Le sue note amicizie aristocratiche gli consentirono le adeguate coperture ma anche l’uso in molte opere dello pseudonimo, in particolare quelle anticlericali, lo preservarono da rogne. Spirito eclettico come tutti i filosofi illuministi, contribuì alla stesura dell’Encyclopédie e manifestò una certa propensione alle opere scientifiche con particolare interesse per la chimica e la mineralogia. Non cesserà però, neanche nelle sue opere maggiori come il Sistema della natura, di offrire al lettore un’impostazione atea e materialistica della sua concezione del mondo contro ogni superstizione e ogni credenza con una vis polemica che sconfina i canoni del deismo, a cui pure molti philosophes rimasero ancorati.
In questo libro il bersaglio prediletto non può che essere la Chiesa Cattolica: ma d’Holbach, nella sua incontenibile ostilità verso qualsiasi metafisica, non lesina riferimenti alle altre fedi, dai Fenici, il cui dio Moloch esigeva l’immolazione dei bambini a quello dei messicani che si placava solo con migliaia di vittime, al dio dei Celti che sacrificava i prigionieri di guerra fino al dio di Maometto (tragico presagio) il quale “voleva che la sua religione venisse riconosciuta a costo di mettere a ferro e fuoco tutto ciò che lo circondava e di conseguenza pretendeva che gli fossero sacrificate intere nazioni”. L’autore poi retoricamente si chiede come mai quello che è ritenute crimine per le altre religioni viene ritenuto santo in quella del “dio vivente”. La risposta, ovviamente sarcastica, è che “non v’è nulla di più legittimo che fare perire il corpo per rendere felice l’anima”, in tal guisa si possono comprendere esili, persecuzioni, torture e roghi.
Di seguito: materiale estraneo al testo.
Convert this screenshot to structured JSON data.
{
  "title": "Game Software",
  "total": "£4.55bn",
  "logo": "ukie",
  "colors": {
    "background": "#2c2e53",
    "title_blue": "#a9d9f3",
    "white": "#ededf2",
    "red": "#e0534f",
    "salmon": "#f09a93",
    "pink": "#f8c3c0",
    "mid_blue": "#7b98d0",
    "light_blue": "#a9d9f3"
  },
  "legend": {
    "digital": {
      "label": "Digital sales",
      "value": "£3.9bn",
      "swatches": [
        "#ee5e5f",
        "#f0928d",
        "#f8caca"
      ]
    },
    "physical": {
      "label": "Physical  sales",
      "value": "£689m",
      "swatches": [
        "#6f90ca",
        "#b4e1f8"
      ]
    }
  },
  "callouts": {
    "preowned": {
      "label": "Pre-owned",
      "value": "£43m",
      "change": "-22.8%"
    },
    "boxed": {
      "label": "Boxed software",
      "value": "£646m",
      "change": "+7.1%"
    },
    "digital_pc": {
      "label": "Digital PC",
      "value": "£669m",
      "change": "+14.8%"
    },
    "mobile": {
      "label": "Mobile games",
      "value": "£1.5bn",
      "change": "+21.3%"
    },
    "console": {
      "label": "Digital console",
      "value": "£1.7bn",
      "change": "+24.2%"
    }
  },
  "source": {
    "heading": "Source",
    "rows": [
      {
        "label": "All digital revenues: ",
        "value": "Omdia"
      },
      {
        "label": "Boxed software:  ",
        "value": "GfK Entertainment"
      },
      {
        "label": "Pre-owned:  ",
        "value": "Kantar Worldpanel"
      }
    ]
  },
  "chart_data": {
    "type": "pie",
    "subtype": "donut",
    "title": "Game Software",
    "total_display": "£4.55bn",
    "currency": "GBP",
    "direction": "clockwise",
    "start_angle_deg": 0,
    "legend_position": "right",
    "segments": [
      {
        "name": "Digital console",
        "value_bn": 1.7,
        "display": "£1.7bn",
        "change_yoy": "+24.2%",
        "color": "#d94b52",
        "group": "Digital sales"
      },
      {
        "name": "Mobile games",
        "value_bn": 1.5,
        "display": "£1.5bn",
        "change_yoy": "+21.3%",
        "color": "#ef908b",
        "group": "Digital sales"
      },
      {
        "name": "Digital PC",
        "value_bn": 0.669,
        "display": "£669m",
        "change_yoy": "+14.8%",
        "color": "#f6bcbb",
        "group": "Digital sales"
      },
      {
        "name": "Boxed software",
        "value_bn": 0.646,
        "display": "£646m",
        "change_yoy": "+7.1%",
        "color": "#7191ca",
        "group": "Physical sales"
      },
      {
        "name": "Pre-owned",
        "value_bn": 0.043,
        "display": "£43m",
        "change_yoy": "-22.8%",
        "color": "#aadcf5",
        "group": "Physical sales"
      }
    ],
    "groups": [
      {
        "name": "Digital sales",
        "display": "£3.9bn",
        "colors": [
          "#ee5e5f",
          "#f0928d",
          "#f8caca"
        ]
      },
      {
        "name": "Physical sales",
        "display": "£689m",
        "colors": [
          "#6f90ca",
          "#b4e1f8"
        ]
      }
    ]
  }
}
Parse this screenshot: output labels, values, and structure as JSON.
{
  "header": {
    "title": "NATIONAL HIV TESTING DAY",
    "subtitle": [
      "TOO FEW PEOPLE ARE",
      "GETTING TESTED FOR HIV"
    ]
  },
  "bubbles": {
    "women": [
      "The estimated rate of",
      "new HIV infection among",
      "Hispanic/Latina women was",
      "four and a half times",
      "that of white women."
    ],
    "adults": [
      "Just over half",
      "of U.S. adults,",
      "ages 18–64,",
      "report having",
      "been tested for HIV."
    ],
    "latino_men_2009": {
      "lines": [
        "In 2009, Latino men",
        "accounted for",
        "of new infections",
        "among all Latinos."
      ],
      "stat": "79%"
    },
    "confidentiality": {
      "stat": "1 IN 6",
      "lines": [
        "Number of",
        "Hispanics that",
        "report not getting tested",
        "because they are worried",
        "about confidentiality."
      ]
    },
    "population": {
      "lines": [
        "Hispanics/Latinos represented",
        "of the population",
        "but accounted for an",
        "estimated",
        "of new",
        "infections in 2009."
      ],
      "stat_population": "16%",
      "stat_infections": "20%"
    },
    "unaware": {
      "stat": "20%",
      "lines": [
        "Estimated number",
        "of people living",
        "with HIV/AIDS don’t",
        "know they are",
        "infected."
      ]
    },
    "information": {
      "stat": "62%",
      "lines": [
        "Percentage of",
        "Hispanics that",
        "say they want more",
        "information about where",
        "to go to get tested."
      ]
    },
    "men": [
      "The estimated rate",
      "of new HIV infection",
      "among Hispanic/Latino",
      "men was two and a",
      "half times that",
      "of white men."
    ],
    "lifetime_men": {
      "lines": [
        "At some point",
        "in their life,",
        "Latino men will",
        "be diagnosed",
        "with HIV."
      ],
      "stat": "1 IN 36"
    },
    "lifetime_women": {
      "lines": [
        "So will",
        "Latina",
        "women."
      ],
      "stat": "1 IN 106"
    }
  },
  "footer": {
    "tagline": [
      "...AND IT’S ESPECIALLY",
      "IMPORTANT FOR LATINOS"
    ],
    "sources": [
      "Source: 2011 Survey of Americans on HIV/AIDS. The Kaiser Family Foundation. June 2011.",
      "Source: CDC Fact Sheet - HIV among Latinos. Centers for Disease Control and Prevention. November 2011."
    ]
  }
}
E se il clero “spoglia le nazioni”, queste le siano grate perché lo fanno affinché si salvino. In fondo, si chiede d’Holbach, chi siamo noi per giudicare? Splendidamente caustico scrive: “Se, per esempio, un monaco lascia i sandali davanti all’uscio di una fanciulla (come capita in Spagna), il marito deve supporre che costui lavori per la salvezza della moglie”.
Nella parte relativa al dizionario delle voci ci sono delle vere chicche. Alla voce APPARIZIONI si legge: “Meravigliose visioni, dono di coloro a cui Dio fa la grazia speciale di avere il cervello tocco, crisi isteriche, cattiva digestione e sfrontatezza nel mentire”. Oppure in ASINI: “Animali dalle lunghe orecchie, pazienti e furbi, veri modelli dei cristiani che devono lasciarsi mettere il basto e portare croci”. E che dire di BENI ECCLESIASTICI: “Beni che appartengono alla Chiesa e quindi a Dio quindi a Dio che è suo marito. Costei l’ha sposato a patto che vi fosse comunione dei beni, in caso contrario non avrebbe acconsentito a prendersi un vecchio barbuto, per di più senza sopraddote”.
L’ipotesi agnostica diventa viltà di fronte al prorompere di questa apodosi satirica che disvela il gusto del divertissement come agone necessitato nel diuturno duello tra ragione e pregiudizio metafisico, una lezione diacronica dunque valida in ogni tempo. Con un inevitabile e necessario ricordo a Charlie Hebdo, eredi di questa nobile e coraggiosa tradizione.